Les applications Internet riches bouleversent les technologies mobiles

L'arrivée des environnements de RIA sur le terrain de la mobilité change la donne dans un domaine dominé jusqu'ici par les constructeurs. Aux côtés de Microsoft et d'Adobe, Mozilla compte également se positionner.

Jusqu'ici, l'univers des logiciels mobiles était dominé avant tout par des technologies propriétaires : RIM, Palm, Nokia, etc. La plupart du temps, les applications étaient réalisées en Java, C++ ou dans un environnement de développement propre au constructeur... voire dans sous d'autres systèmes propriétaires, tels Streamezzo par exemple.

"C'est un monde complexe, beaucoup moins simple que celui du PC", analyse Jean-Louis Bénard, P-DG de Brainsonic, spécialiste de la mise en place de chaînes de télévision Internet et de la production de contenu enrichi.

Le marché se découpe entre les constructeurs de terminaux, les éditeurs de plates-formes - de navigation ou de système d'exploitation - et enfin les opérateurs. "Ce sont eux qui contrôlent le marché pour l'instant", ajoute Tristan Nitot, fondateur et président de Mozilla Europe. "Avec pour objectif de facturer des services plutôt que de la bande passante, ils ont la main sur les applications utilisées et les contenus diffusés."  

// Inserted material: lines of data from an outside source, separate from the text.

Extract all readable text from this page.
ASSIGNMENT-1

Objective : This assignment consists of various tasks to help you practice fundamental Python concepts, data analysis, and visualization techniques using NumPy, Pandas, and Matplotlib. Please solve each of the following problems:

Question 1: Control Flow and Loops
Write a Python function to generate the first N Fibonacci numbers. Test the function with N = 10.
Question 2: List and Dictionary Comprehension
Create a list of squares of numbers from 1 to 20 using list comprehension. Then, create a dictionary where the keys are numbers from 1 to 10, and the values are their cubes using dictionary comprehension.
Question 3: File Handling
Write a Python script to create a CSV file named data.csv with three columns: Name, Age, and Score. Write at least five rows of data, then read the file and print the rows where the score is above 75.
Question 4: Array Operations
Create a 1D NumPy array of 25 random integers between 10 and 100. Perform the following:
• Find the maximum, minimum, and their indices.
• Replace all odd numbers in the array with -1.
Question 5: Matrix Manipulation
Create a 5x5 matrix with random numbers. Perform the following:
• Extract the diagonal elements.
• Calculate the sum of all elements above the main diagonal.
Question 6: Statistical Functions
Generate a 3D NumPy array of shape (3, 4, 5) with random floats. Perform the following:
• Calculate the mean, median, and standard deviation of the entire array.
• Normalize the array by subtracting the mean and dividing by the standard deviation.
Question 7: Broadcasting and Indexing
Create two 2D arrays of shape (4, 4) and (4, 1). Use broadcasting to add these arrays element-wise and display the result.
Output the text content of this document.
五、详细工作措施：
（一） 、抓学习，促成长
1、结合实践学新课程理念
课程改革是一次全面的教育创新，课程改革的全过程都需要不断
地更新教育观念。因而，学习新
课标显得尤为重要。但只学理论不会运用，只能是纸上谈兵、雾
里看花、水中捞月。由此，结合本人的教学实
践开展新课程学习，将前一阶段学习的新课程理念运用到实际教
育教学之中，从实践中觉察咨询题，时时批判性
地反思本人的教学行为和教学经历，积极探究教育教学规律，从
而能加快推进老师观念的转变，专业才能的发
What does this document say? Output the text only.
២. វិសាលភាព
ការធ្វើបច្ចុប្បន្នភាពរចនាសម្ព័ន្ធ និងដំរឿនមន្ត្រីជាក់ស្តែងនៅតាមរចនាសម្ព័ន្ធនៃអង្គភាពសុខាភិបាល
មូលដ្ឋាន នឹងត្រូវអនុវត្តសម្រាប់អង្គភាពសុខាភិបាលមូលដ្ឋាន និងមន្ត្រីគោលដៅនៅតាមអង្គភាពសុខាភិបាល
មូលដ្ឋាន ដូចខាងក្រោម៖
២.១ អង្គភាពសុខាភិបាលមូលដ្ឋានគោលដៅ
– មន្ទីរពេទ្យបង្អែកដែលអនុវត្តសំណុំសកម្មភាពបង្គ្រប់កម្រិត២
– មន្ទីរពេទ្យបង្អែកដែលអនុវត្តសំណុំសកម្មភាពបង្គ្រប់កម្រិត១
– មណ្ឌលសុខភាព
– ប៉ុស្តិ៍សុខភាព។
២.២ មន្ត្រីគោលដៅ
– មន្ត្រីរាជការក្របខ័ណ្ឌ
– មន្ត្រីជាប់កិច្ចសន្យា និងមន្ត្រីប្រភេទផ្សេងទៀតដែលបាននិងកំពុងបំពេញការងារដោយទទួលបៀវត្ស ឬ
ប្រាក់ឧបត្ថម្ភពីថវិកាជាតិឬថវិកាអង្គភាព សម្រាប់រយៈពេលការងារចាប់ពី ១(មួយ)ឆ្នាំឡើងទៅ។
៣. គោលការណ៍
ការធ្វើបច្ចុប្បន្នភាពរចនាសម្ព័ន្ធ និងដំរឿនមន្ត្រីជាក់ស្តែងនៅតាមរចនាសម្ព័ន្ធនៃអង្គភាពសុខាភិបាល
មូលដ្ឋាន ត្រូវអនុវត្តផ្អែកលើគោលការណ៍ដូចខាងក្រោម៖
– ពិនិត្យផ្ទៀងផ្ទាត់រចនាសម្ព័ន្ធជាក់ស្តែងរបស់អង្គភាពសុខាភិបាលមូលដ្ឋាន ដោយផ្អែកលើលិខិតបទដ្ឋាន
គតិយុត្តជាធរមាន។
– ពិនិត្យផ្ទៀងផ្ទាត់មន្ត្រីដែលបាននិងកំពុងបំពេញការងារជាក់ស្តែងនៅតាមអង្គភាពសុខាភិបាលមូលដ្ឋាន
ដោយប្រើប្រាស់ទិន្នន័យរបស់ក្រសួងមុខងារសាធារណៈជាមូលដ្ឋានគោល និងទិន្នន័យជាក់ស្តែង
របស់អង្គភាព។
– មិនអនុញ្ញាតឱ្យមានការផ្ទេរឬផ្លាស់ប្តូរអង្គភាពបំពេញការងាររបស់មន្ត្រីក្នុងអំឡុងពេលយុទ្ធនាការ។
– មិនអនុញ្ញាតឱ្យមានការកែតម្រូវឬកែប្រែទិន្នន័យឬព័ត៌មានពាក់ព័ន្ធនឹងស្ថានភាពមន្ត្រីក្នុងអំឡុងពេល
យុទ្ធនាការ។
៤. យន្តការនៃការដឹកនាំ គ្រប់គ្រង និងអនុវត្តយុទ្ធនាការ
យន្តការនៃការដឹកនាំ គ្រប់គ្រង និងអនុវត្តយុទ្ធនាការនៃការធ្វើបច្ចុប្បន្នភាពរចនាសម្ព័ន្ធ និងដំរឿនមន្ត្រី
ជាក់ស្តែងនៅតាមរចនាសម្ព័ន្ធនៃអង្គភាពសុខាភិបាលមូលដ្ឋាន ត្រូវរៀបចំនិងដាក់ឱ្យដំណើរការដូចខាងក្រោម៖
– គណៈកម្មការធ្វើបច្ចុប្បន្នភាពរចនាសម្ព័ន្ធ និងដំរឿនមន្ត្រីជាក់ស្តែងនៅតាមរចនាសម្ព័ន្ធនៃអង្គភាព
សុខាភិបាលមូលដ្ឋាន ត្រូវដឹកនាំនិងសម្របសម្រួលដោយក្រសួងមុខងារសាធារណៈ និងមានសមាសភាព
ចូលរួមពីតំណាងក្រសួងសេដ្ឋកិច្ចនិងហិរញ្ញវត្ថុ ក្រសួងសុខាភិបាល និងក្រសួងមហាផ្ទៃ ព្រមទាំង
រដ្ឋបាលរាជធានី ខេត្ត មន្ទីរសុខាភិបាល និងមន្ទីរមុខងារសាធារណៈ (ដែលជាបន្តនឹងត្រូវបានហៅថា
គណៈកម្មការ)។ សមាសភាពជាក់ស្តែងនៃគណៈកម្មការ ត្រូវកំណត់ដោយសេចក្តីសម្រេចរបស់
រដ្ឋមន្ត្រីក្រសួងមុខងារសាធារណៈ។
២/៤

Sur le front des offres propriétaires, deux acteurs pourraient bien venir modifier la donne : Adode et Microsoft. Tous deux proposent en effet des technologies mobiles de RIA (applications Internet riches). Le premier au travers de l'environnement Flash Lite, et le second via le portage de l'infrastructure WPF/Silverlight dans le monde de la mobilité.

Illustrant sa capacité à signer des accords avec les grands constructeurs, Microsoft vient d'annoncer un partenariat avec Nokia en ce sens - visant à concrétiser l'intégration de Silverlight aux terminaux mobiles du groupe (sous Symbian S60, Series 40 et tablettes Internet). De son côté, Adobe a les moyens de tirer son épingle du jeu, notamment en profitant de la base installer Flash (brique sur laquelle il adosse son infrastructure nomade). 

"Face à ces mouvements, on se demande comment Java va évoluer, sachant que ce langage présente un historique important dans le monde mobile. Nokia s'est beaucoup impliqué dans cette plate-forme", commente Jean-Louis Bénard. J2ME pourrait trouver son salut dans l'initiative mobile de Google qui a opté pour la technologie de Sun dans ce domaine.

L'éparpillement des technologies rend les développements plus coûteux

Mais pour Jean-Louis Bénard, cet éparpillement des technologies ne va pas dans le bon sens. "Il complique les développements, les rend plus coûteux, et donc freine les projets", insiste-t-il, avant de lancer un appel à la standardisation de la couche logicielle du sans fil. Une mutation "simplifierait beaucoup les choses".  

L'instauration d'une plus grande standardisation pourrait bien être poussée par l'arrivée prochaine des logiciels libres sur le marché. Un mouvement notamment initié par la fondation Mozilla qui travaille actuellement sur une déclinaison mobile du navigateur Firefox. 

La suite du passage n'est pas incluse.